Re: Hashsum mismatch prevention strategies
On Fri, May 11, 2012 at 9:30 AM, Bernhard R. Link <email@example.com> wrote:
> * David Kalnischkies <firstname.lastname@example.org> [120511 03:03]:
>> Option A is that each mirror (if it chooses to do it) builds a big "index" of
>> hashsum-named hardlinks to the "old" location of the file. Given a
>> repository like this:
>> this would mean that we e.g. have a
>> unstable/by-hash/sha256/bbbbb… -> unstable/main/binary-amd64/Packages
>> unstable/by-hash/sha256/ccccc… -> unstable/main/binary-i386/Packages
>> (Imagine this being done for e.g. md5 and sha1 hashes, too)
>> A client like apt would then request the InRelease file as usual and then take
>> the hashes it can extract out of it to request the other files it needs.

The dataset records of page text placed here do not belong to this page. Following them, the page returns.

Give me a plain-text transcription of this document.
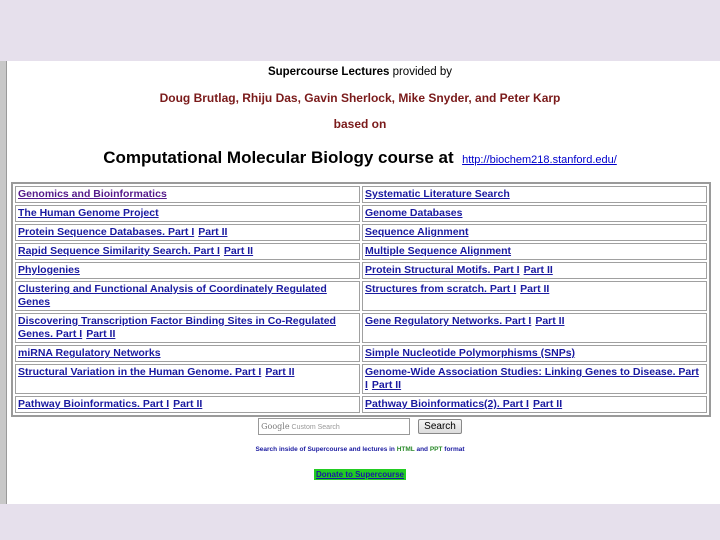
Supercourse Lectures provided by
Doug Brutlag, Rhiju Das, Gavin Sherlock, Mike Snyder, and Peter Karp
based on
Computational Molecular Biology course at http://biochem218.stanford.edu/
Genomics and Bioinformatics	Systematic Literature Search
The Human Genome Project	Genome Databases
Protein Sequence Databases. Part I Part II	Sequence Alignment
Rapid Sequence Similarity Search. Part I Part II	Multiple Sequence Alignment
Phylogenies	Protein Structural Motifs. Part I Part II
Clustering and Functional Analysis of Coordinately Regulated Genes	Structures from scratch. Part I Part II
Discovering Transcription Factor Binding Sites in Co-Regulated Genes. Part I Part II	Gene Regulatory Networks. Part I Part II
miRNA Regulatory Networks	Simple Nucleotide Polymorphisms (SNPs)
Structural Variation in the Human Genome. Part I Part II	Genome-Wide Association Studies: Linking Genes to Disease. Part I Part II
Pathway Bioinformatics. Part I Part II	Pathway Bioinformatics(2). Part I Part II
Google Custom Search	Search
Search inside of Supercourse and lectures in HTML and PPT format
Donate to Supercourse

> If this is implemented, please add some field in InRelease to denote
> those files are there and do not make any program look for those files
> unless that flag is found. (In the past apt-get often got support for
> things not yet in the Release files thus guessing there availability
> by trying to download them unconditionally. I think that is a mistake
> that should not be repeated).
As mentioned later in my mail this need for fallback is my biggest concern
here, too. From a client side of view i would love to come to a point there
i don't need to guess and fallback for files anymore and thankfully minus
all the compatibility fallbacks we still have to keep around for other
archives at least for the debian archive apt isn't guessing anymore.
The thing is, the whole decentralized part of this option falls apart if
we add a flag in the Release file. A compromise here would be an
additional (unsigned) file with a list of available hash-sum-implementations
and a client would compare it with what it supports and chooses the
strongest out of it. That would be at least just one file which might or
might not be there…
>> On a mirrorsync the indexes files will be updated and get new hashes,
>> but a new client still working with the old InRelease file will still get
>> the old indexes files based on their hash.
> When reading this I thought you meant that repository generation tools
> will always generate those files and keep older versions and the client
> will always download the hashed names, but then:
>> As the mirror is it who generates the by-hash he would be free to not do it
>> and/or to store old indexes for a self-chosen length of time. Given that a
>> client needs to fallback for every file it can't get by-hash to request it
>> by its "old" location -- and in the long run it has to check for different
>> checksums as we move to stronger hashes over time.
> Urgs, the mirror should generate them? I do not think that this is a
> good idea at all.
(thanks god, i am not the only one)
Again, the argument here is that each mirror can decentralized choose to start
doing this, so that the master-archive doesn't need to be changed to support
it now (or possibly ever).
>> Option B would be to introduce "versioned" components. The InRelease file
>> would include a tag specifying a version (a good version would e.g. be
>> the date(time) of the creation) for the components it includes.
>> A client would then not request files under $component but under
>> $component-$version, e.g. instead of main it would be main-2012-05-10.
>> An old client would "just" follow the link from main to its current version
>> off-spin similar to how unstable links to sid. As the InRelease includes
>> a new tag a new client will need to use this "feature" we don't need a
> How about making that a subdirectory instead?
> main -> 2012-05-10/main
> contrib -> 2012-05-10/contrib
> non-free -> 2012-05-10/non-free
Fine as well. Actually even better. Thanks!
> I see both suggestions involve symlinks. Do all (or at least all
> official mirrors) support symlinks?
As i said symlinks are currently used to link archivenames to
codenames (stable -> squeeze, unstable -> sid, …) so i guess
they are supported.
Option A actually makes heave use of hardlinks in its current form -
i am not sure how well supported these are -, but it should be
possible to do the same with a couple of symlinks instead.
>> So, in short: What do you think? Is there an option C or are there
>> features/problems in A or B which i have omitted/overseen?
> One could also look into the client side: a InRelease file is not that
> big, so if the hashes do not compare, one could reload the InRelease
> file to see if anything changed.
Something clever needs to be done if the InRelease file we got is
newer than the rest of the indexes (e.g. because we got the InRelease
from mirror A and the rest from the not-yet-updated mirror B)
Same goes for a mirror in the process of updating: Some indexes
will be new, some indexes will be old and in the middle is the client
unable to get out of the mess. Quiet a few people are complaining
that downloading tens of megabytes from the internet "just" to end
with a hashsum mismatch and throwing away the downloads because they
are old now unusable results isn't ideal.
I hope we can improve the apt client in the process of the GSoC
project and beyond that, but it would be good to have an archive
which works reasonable well with a "dumb" client as well.